When it was reported in The New York Times that Apple’s design mastermind Jony Ive allegedly spoke in no uncertain terms when he said that old watch companies in Switzerland is in trouble because of Apple Watch, it created a stir. Is Ive correct or this is just a misplaced bravado? Does he have a point?

The Swiss watch industry has to be concerned about what a computer on the wrist means for its business. Even if it doesn’t spell the end for the luxury watch, Apple Watch makes it clear that the world is living in a new era for the timepiece and there’s no going back.

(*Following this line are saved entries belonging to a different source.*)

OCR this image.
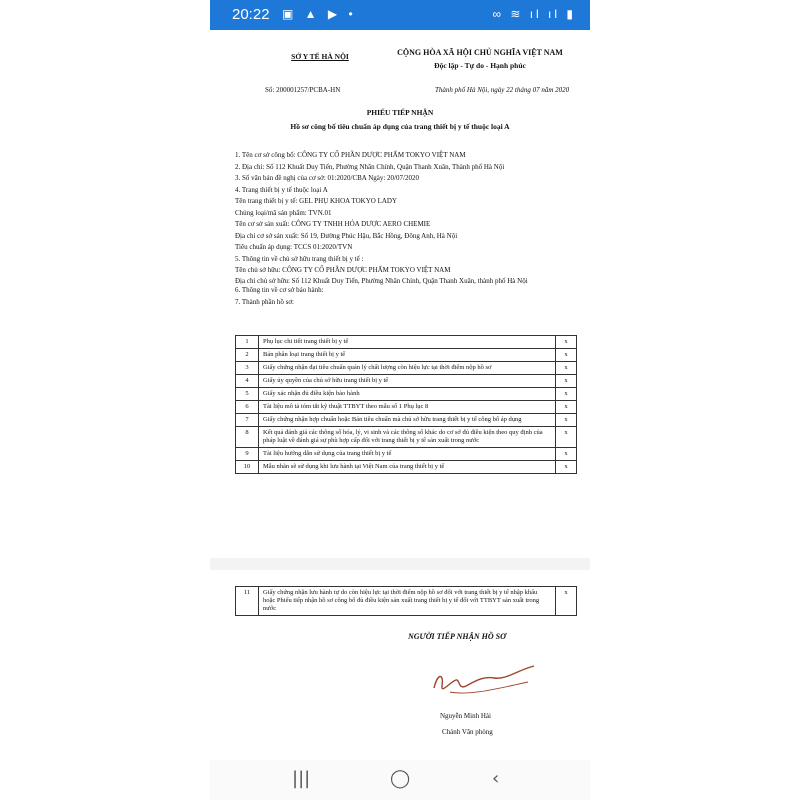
20:22 ▣ ▲ ▶ •	∞ ≋ ıl ıl ▮
SỞ Y TẾ HÀ NỘI	CỘNG HÒA XÃ HỘI CHỦ NGHĨA VIỆT NAM
Độc lập - Tự do - Hạnh phúc
Số: 200001257/PCBA-HN	Thành phố Hà Nội, ngày 22 tháng 07 năm 2020
PHIẾU TIẾP NHẬN
Hồ sơ công bố tiêu chuẩn áp dụng của trang thiết bị y tế thuộc loại A
1. Tên cơ sở công bố: CÔNG TY CỔ PHẦN DƯỢC PHẨM TOKYO VIỆT NAM
2. Địa chỉ: Số 112 Khuất Duy Tiến, Phường Nhân Chính, Quận Thanh Xuân, Thành phố Hà Nội
3. Số văn bản đề nghị của cơ sở: 01:2020/CBA Ngày: 20/07/2020
4. Trang thiết bị y tế thuộc loại A
Tên trang thiết bị y tế: GEL PHỤ KHOA TOKYO LADY
Chủng loại/mã sản phẩm: TVN.01
Tên cơ sở sản xuất: CÔNG TY TNHH HÓA DƯỢC AERO CHEMIE
Địa chỉ cơ sở sản xuất: Số 19, Đường Phúc Hậu, Bắc Hồng, Đông Anh, Hà Nội
Tiêu chuẩn áp dụng: TCCS 01:2020/TVN
5. Thông tin về chủ sở hữu trang thiết bị y tế :
Tên chủ sở hữu: CÔNG TY CỔ PHẦN DƯỢC PHẨM TOKYO VIỆT NAM
Địa chỉ chủ sở hữu: Số 112 Khuất Duy Tiến, Phường Nhân Chính, Quận Thanh Xuân, thành phố Hà Nội
6. Thông tin về cơ sở bảo hành:
7. Thành phần hồ sơ:
1	Phụ lục chi tiết trang thiết bị y tế	x
2	Bản phân loại trang thiết bị y tế	x
3	Giấy chứng nhận đạt tiêu chuẩn quản lý chất lượng còn hiệu lực tại thời điểm nộp hồ sơ	x
4	Giấy ủy quyền của chủ sở hữu trang thiết bị y tế	x
5	Giấy xác nhận đủ điều kiện bảo hành	x
6	Tài liệu mô tả tóm tắt kỹ thuật TTBYT theo mẫu số 1 Phụ lục 8	x
7	Giấy chứng nhận hợp chuẩn hoặc Bản tiêu chuẩn mà chủ sở hữu trang thiết bị y tế công bố áp dụng	x
8	Kết quả đánh giá các thông số hóa, lý, vi sinh và các thông số khác do cơ sở đủ điều kiện theo quy định của pháp luật về đánh giá sự phù hợp cấp đối với trang thiết bị y tế sản xuất trong nước	x
9	Tài liệu hướng dẫn sử dụng của trang thiết bị y tế	x
10	Mẫu nhãn sẽ sử dụng khi lưu hành tại Việt Nam của trang thiết bị y tế	x
11	Giấy chứng nhận lưu hành tự do còn hiệu lực tại thời điểm nộp hồ sơ đối với trang thiết bị y tế nhập khẩu hoặc Phiếu tiếp nhận hồ sơ công bố đủ điều kiện sản xuất trang thiết bị y tế đối với TTBYT sản xuất trong nước	x
NGƯỜI TIẾP NHẬN HỒ SƠ
Nguyễn Minh Hải
Chánh Văn phòng
|||	◯	‹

To observers of the secretive Swiss watch industry, its deafening silence and seemingly passive response to Apple attack to their centuries-old business could be mistaken for submission before an overwhelming adversary, which could not be farther than the truth.

Luxury and fashion groups Richemont, LVMH, Swatch Group and Guess have been busy in the past year tinkering with smartwatches of their own, while aiming to preserve their products' more timeless appeal.

When Apple Watch was first announced last September 2014, some experts dismissed such devices as appealing to a different class of customer - those who prize technology over prestige.

Now analysts and industry executives are starting to think that maybe the Apple Watch juggernaut will stoke sales of luxury timepieces among younger consumers used to telling the time with their phones, rather than on their wrists.

"Apple has the potential to make the watch cool again," said CCS Insight mobile analyst Ben Wood, a confessed wearable gadget freak. "I think the Swiss watch industry are going to be absolutely delighted."

For instance, Swatch, which has dabbled with smartwatch experiments for more than a decade and already makes components for fitness band wearable devices, has told Swiss newspapers it is gearing up to offer smartwatches of its own in the next few months.

"Apple is not the only company which is about to toss a smartwatch on the market," Nick Hayek, chief executive of Swatch, the world's largest watchmaking group, told SonntagsBlick in January 2015. "This is not a threat but a huge opportunity for us and the Swiss watch industry."

The upcoming Swatch Smartwatch will include a chip that allows users to make contactless payments with a swipe of the wrist. It will use long-lasting batteries and work with both Apple and Google-based phones, according to news reports.

While the Apple Watch has drawn rave reviews for many of its features, its limited battery life of no more than 18 hours before re-charging is considered a big drawback that Swatch is willing to take advantage of.